"Il faudrait que les mentalités changent"
A 35 ans, Laurent Deveau, directeur associé de S2N, est dans le métier depuis 17 ans et le moins que l'on puisse dire, c'est qu'il est fier de faire partie "des hommes de l'ombre qui ont pris un peu de soleil ces derniers temps". Parce que oui, la crise sanitaire a mis en lumière le travail de ces petites mains qui briquent les lieux avant que le salarié n'arrive, tard le soir ou au petit matin.
S2N a plus de 600 sites en gestion, dans toutes les Alpes-Maritimes, et vient même de faire une acquisition dans les Hauts-de-Seine. Son activité est scindée en résidentiel (copropriétés) et tertiaire, et tourne avec 170 salariés pour un chiffre d'affaires annoncé (2021) autour des 4 M€, 3 M€ en 2020.
Le coût de la crise
La vie est belle ? Les apparences sont un peu trompeuses. Le patron annonce que "la crise a coûté cher et continue de coûter, de façon plus insidieuse". Une trentaine de personnes a fait défaut en pleine crise. Les masques, produits et autres gel hydroalcoolique nécessaires à l'activité ont pesé pour près de 50 000€ dans les finances : "Un tarif que l'on ne peut pas répercuter sur nos prix. Nos clients ne comparaient pas."
D'autant que six mois avant le confinement, le patron avait racheté une structure sur la technopole de Sophia Antipolis dont les principaux clients sont des entreprises de la zone. Paf ! En mars, toutes ont fermé. "Il a fallu recaser les salariés. Oui, nous avons perdu des contrats mais en avons gagné d'autres, là où certaines sociétés de nettoyage faisaient défaut et là où il fallait doubler nos prestations."
Et la lumière fut…
Grâce aux aides de l'Etat (activités partielle, PGE, prime à l'embauche), S2N a conservé tout son personnel et a même recruté trois apprentis; un quatrième devrait arriver. Conscient que ces mesures permettent de traverser une crise inédite, Laurent Deveau ne cache pas que la Covid a permis de mettre en lumière un secteur jusque-là mis de côté. "Je voudrais que l'on vienne dans ce métier par vocation et non par dépit. C'est l'école de la vie, de la pluralité, on croise de belles personnes, avec une belle philosophie du travail. J'ai commencé à 17 ans en suivant un copain et aujourd'hui, je ne regrette rien." Il aimerait également que la Fédération des entreprises de propreté (FEP) pèse aussi lourd que celle du bâtiment (sourire). "En termes de créations d'emplois, d'ascenseur social ou encore de chiffre d'affaires, la filière est très bien placée !" Ce qu'il faut à présent, selon le dirigeant de S2N, c'est "Changer les mentalités et les regards. Vous savez parfois, je donne un coup de main à mes équipes.

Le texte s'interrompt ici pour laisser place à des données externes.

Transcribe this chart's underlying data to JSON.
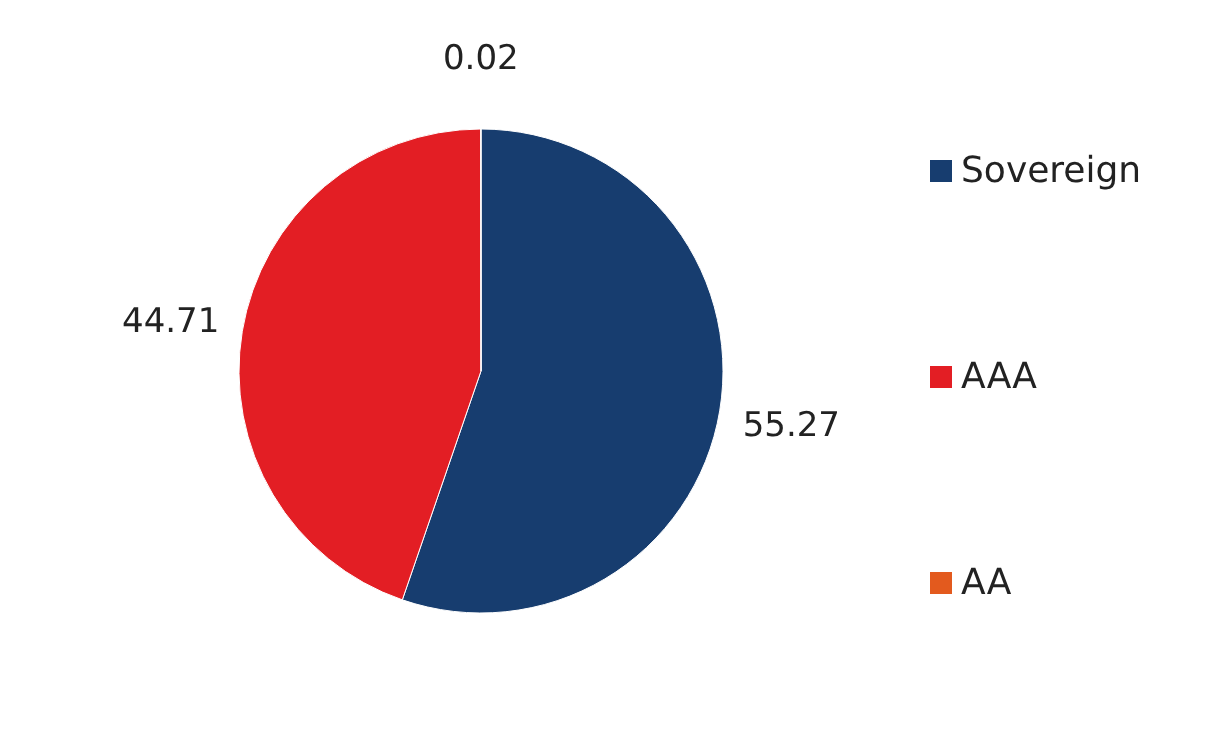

Il est 6 heures du matin, je change des poubelles, je croise du monde et personne ne me dit jamais bonjour, c'est dur… et révélateur."
Laurent Deveau ajoute : "Tout comme il est encore bien difficile de parler d'un travail "en journée", ce qui permettrait une gestion plus aisée des contrats à proposer à nos salariés. Encore aujourd'hui, on me demande sur un gros chantier de 18 h-8 h. À prendre ou à laisser." Il rappelle également que la filière propreté, c'est une parité plus que respectée. Dans son entreprise il dépasse les 70% de femmes employées et il peut quasiment citer le prénom de chacune, quand elles ne sont pas en photo, tout sourire, sur les murs de son bureau. "C'est un secteur majoritairement représenté par un personnel féminin et je trouve important de le souligner." Rien de péjoratif, au contraire la gestion de ces hommes - femmes ! - de l'ombre, ne semble pas poser de soucis à cette entreprise qui affiche une croissance de 20% sur les huit derniers mois. Même si elle pense aux TPE qui ont dû mettre la clé sous la porte. A.F.